It’s late in the day, but to all you veterans, thank you for your service. Slackers like me owe you big.
The Second Saladin, it appears to me, marks a milepost on author Stephen Hunter’s journey toward finding his niche as a novelist. Some of the elements that will make his Bob/Earl Swagger books so compelling are already there, but he hasn’t yet shaken off a tendency to demonstrate his realism through grim pessimism.
Nevertheless, I found it a compelling book. Though published in 1982 and set in that same time period, the centrality of Kurdistan to the plot makes the whole business remarkably relevant more than two decades later.
Back in the 1970s, the CIA sent agents to train and supply Kurdish insurgents who were trying to throw off Iraqi rule. Then, due to changes in the international geopolitical situation, the support was pulled. The Kurds were left to fend for themselves, a development they’d seen many times before.

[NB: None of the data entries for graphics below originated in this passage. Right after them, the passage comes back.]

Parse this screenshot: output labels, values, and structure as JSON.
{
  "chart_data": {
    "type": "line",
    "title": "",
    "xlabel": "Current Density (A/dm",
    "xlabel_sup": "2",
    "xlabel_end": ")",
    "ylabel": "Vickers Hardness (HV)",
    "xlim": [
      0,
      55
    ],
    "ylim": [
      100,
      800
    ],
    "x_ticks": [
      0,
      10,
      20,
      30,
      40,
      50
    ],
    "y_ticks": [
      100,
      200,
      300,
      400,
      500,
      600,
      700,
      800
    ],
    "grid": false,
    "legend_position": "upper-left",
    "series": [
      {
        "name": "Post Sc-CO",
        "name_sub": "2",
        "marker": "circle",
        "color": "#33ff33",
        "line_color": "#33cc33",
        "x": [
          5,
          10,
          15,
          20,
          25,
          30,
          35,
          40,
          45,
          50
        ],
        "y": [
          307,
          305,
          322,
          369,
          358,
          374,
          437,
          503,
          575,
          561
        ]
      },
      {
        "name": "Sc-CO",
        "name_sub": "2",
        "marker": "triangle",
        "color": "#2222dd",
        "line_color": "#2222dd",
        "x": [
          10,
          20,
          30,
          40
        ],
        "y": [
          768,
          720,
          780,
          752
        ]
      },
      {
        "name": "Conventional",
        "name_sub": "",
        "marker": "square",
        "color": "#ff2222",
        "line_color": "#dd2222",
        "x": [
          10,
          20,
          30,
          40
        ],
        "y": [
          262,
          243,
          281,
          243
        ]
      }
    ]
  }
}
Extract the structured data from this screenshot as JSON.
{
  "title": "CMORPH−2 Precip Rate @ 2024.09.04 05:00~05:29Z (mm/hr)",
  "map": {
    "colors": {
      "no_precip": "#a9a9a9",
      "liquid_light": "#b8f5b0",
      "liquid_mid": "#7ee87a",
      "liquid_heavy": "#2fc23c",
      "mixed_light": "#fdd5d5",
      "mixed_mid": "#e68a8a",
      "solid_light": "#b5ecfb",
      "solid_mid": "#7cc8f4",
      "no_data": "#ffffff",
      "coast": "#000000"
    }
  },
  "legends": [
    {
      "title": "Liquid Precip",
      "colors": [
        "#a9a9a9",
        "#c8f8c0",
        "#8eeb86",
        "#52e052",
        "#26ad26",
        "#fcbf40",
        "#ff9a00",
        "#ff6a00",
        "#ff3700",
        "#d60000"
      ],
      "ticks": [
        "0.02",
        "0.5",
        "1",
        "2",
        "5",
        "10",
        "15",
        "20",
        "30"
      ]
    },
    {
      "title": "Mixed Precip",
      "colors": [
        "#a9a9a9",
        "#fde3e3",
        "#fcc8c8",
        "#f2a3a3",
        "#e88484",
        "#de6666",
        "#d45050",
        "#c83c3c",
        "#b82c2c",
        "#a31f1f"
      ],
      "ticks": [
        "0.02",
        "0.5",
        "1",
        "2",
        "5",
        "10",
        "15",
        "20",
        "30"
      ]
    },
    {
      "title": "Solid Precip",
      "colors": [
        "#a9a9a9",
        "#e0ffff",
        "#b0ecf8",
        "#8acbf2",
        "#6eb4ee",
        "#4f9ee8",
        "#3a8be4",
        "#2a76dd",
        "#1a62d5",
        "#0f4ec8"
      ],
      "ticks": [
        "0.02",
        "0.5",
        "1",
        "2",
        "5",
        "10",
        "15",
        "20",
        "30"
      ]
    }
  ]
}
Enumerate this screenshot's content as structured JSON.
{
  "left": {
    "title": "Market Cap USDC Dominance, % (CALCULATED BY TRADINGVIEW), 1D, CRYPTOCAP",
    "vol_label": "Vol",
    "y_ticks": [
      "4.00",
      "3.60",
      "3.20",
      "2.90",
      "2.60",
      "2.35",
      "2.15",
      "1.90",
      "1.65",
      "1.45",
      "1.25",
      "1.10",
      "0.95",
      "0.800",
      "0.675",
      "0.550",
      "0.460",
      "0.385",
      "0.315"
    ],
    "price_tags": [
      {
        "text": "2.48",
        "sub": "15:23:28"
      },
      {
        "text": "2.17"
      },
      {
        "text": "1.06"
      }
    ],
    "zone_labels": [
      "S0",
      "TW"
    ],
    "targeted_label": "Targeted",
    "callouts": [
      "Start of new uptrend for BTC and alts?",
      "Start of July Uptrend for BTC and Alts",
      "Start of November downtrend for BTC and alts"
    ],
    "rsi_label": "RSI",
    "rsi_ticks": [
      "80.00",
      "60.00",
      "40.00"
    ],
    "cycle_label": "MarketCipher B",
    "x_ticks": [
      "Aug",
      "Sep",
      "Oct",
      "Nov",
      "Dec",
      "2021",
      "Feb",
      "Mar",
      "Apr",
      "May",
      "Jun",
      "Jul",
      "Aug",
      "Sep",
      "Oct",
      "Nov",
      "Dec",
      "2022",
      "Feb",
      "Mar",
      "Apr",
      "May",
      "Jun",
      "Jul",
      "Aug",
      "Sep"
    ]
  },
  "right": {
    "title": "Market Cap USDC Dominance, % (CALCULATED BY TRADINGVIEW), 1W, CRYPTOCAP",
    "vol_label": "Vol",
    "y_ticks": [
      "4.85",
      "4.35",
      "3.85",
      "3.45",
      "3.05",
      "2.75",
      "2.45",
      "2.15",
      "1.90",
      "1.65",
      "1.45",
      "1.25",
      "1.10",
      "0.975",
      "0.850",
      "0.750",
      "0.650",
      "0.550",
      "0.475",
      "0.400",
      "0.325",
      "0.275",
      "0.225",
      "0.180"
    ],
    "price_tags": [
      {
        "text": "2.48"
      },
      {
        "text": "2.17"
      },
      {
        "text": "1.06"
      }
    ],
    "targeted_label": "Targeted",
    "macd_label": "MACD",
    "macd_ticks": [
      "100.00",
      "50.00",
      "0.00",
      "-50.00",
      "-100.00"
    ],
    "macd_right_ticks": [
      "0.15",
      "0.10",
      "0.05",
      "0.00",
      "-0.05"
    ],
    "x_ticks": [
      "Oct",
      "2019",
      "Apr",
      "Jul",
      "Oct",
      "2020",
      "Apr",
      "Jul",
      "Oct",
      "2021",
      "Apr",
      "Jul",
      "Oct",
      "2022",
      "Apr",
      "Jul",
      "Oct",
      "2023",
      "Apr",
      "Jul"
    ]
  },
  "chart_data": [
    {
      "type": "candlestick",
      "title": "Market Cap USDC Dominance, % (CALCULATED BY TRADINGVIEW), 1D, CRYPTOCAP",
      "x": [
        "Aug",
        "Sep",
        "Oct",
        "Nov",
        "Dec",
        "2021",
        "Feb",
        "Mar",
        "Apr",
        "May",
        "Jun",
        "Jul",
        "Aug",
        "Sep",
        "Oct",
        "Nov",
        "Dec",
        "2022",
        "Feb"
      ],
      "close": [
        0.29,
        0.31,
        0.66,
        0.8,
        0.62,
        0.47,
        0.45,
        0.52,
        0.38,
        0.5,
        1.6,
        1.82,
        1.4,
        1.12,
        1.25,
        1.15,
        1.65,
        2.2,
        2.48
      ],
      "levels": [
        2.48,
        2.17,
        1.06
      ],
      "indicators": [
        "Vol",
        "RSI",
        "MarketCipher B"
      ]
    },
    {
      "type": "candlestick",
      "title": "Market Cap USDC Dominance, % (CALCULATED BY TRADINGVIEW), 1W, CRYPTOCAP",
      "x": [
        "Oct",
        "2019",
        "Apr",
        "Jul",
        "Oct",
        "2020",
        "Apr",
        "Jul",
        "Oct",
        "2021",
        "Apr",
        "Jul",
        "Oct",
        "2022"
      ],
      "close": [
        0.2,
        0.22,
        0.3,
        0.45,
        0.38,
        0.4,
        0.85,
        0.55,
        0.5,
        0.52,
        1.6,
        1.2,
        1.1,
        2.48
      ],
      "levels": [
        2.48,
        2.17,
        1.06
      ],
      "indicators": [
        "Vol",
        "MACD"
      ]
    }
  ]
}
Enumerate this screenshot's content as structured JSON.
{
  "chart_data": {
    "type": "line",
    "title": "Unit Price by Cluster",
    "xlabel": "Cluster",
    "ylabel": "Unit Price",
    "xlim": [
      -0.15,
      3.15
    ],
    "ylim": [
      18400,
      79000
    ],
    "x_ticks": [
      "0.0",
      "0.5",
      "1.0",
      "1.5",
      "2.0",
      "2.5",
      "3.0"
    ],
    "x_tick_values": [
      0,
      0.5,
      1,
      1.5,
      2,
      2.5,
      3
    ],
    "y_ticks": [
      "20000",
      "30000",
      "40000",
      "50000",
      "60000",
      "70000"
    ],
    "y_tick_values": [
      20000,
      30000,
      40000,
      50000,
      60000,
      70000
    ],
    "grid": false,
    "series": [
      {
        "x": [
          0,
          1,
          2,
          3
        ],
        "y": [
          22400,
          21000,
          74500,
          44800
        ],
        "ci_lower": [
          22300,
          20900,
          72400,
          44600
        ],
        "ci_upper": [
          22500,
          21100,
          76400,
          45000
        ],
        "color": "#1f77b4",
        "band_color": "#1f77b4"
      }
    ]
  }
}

Leading the CIA operation (in this story) was a legendary American operative named Paul Chardy. He grew close to a Kurdish leader named Ulu Beg, and saved his son’s life, in return for which Ulu Beg swore him brotherhood. He also fell in love with an American woman named Johanna, a do-gooder who’d gone to Kurdistan to change the world and found herself in over her head.
Then the betrayal came. Betrayal all around. Ulu Beg’s people were massacred, and Chardy was captured and tortured by the Russians.
As this book begins, Ulu Beg enters the United States on a mission of vengeance, trained and supplied by agents of shadowy forces.
And Paul Chardy, now emotionally broken and retired, is called out of his quiet life to intercept him.
His first task—to find Johanna and talk her into helping him stop their old friend.
You can pretty much predict how this book ought to turn out, but you’d probably be mistaken. The whole thing gets very convoluted, secret on secret, betrayal on betrayal. In fact, I’d say Hunter kinks the twists a little too tightly, forcing so many direction changes (and killing off so many sympathetic characters) that the story loses momentum.
Still, I enjoyed it quite a lot.
But I didn’t come away from it in a cheerful state of mind.